I’m really exhausted. My friend, S, had his first (I think his first) psychotic episode over the past couple months. Being 35, this was unexpected. He is paranoid, believing everyone is trying to kill him. What he has expressed is more complicated than that, of course, but that’s the short of it. He’s fled the state and is living out of his car. Lots of people have pressed charges against him for harassment and stalking, and violating protective orders. He believes no one on Earth is on his side, so he has no one to assist him. As it stands, there is no way to find him, unless he gets picked up on a stalking warrant at some point. If he does, I don’t want him lost in the system somewhere people don’t understand how ill he is, and just thrown in prison.

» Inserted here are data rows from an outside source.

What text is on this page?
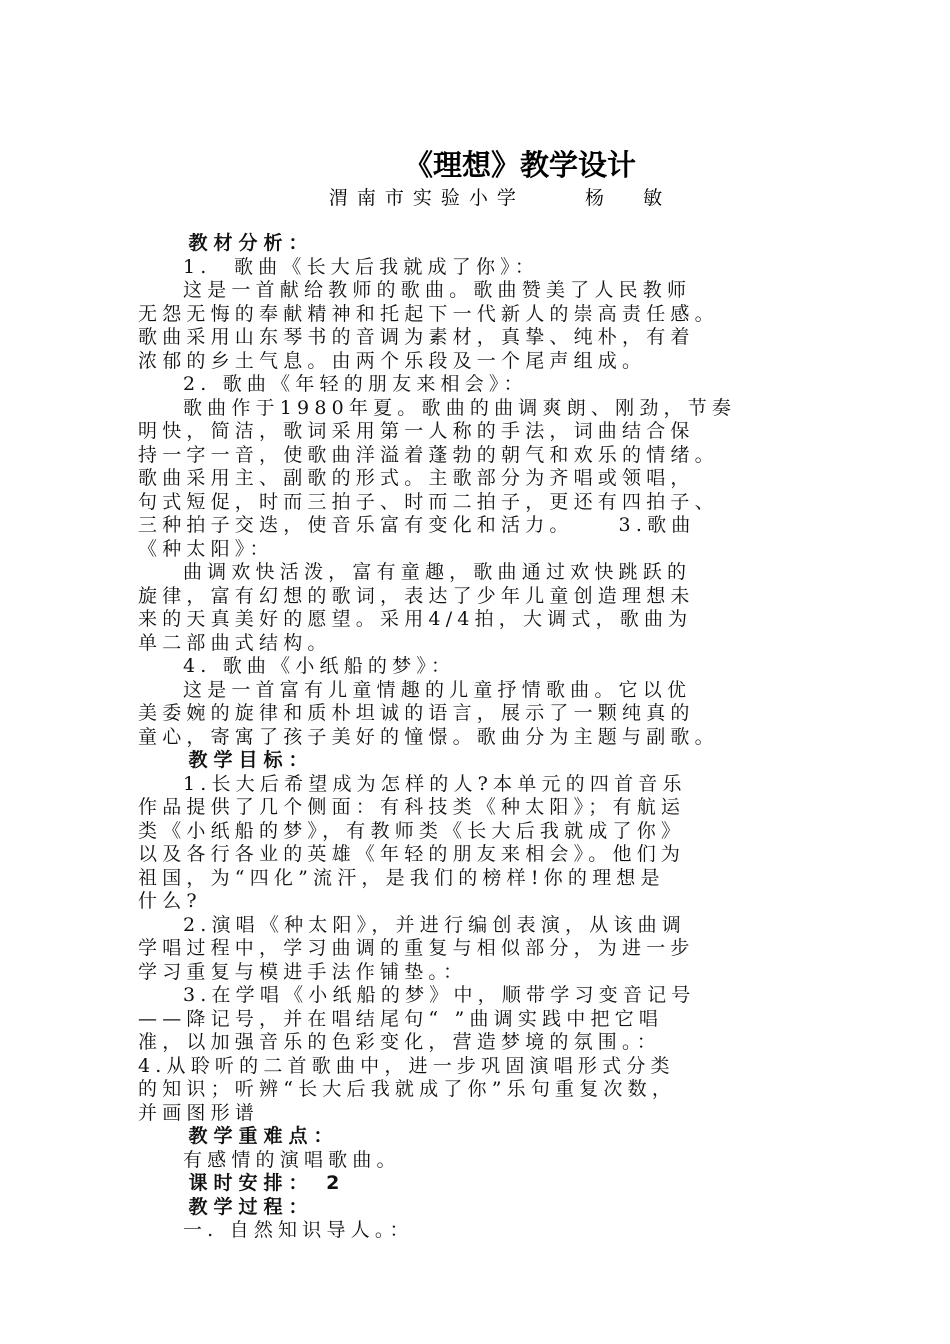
《理想》教学设计

渭南市实验小学    杨  敏

教材分析：
1.  歌曲《长大后我就成了你》：
这是一首献给教师的歌曲。歌曲赞美了人民教师
无怨无悔的奉献精神和托起下一代新人的崇高责任感。
歌曲采用山东琴书的音调为素材，真挚、纯朴，有着
浓郁的乡土气息。由两个乐段及一个尾声组成。
2. 歌曲《年轻的朋友来相会》：
歌曲作于1980年夏。歌曲的曲调爽朗、刚劲，节奏
明快，简洁，歌词采用第一人称的手法，词曲结合保
持一字一音，使歌曲洋溢着蓬勃的朝气和欢乐的情绪。
歌曲采用主、副歌的形式。主歌部分为齐唱或领唱，
句式短促，时而三拍子、时而二拍子，更还有四拍子、
三种拍子交迭，使音乐富有变化和活力。    3.歌曲
《种太阳》：
曲调欢快活泼，富有童趣，歌曲通过欢快跳跃的
旋律，富有幻想的歌词，表达了少年儿童创造理想未
来的天真美好的愿望。采用4/4拍，大调式，歌曲为
单二部曲式结构。
4. 歌曲《小纸船的梦》：
这是一首富有儿童情趣的儿童抒情歌曲。它以优
美委婉的旋律和质朴坦诚的语言，展示了一颗纯真的
童心，寄寓了孩子美好的憧憬。歌曲分为主题与副歌。
教学目标：
1.长大后希望成为怎样的人?本单元的四首音乐
作品提供了几个侧面：有科技类《种太阳》；有航运
类《小纸船的梦》，有教师类《长大后我就成了你》
以及各行各业的英雄《年轻的朋友来相会》。他们为
祖国，为“四化”流汗，是我们的榜样!你的理想是
什么?
2.演唱《种太阳》，并进行编创表演，从该曲调
学唱过程中，学习曲调的重复与相似部分，为进一步
学习重复与模进手法作铺垫。：
3.在学唱《小纸船的梦》中，顺带学习变音记号
——降记号，并在唱结尾句“ ”曲调实践中把它唱
准，以加强音乐的色彩变化，营造梦境的氛围。：
4.从聆听的二首歌曲中，进一步巩固演唱形式分类
的知识；听辨“长大后我就成了你”乐句重复次数，
并画图形谱
教学重难点：
有感情的演唱歌曲。
课时安排： 2
教学过程：
一. 自然知识导人。：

He’s never been diagnosed; he fears psychiatrists most of all, even before his episode began. But talking to crisis centers, and my own psychiatrist, they all think he definitely suffers from schizophrenia or schizo-effective disorder.
I’m writing here because reading some of you talk to each other has helped my heart.
It is hard to know there is no way you can help someone you really love. It is hard to think that there is no one that can help him right now, and how awful he must feel every moment, to live in the world he lives in. Me and everyone else (his parents, other friends) have more or less been told to avoid engaging him (he writes a LOT of e-mails), and most of us have followed that advise after the first few days. It is hard to stay silent. But I know any words of support would only been seen as something mocking and cruel by him, and make him feel worse.
Feeling so powerless before someone you love is humbling in a very painful way.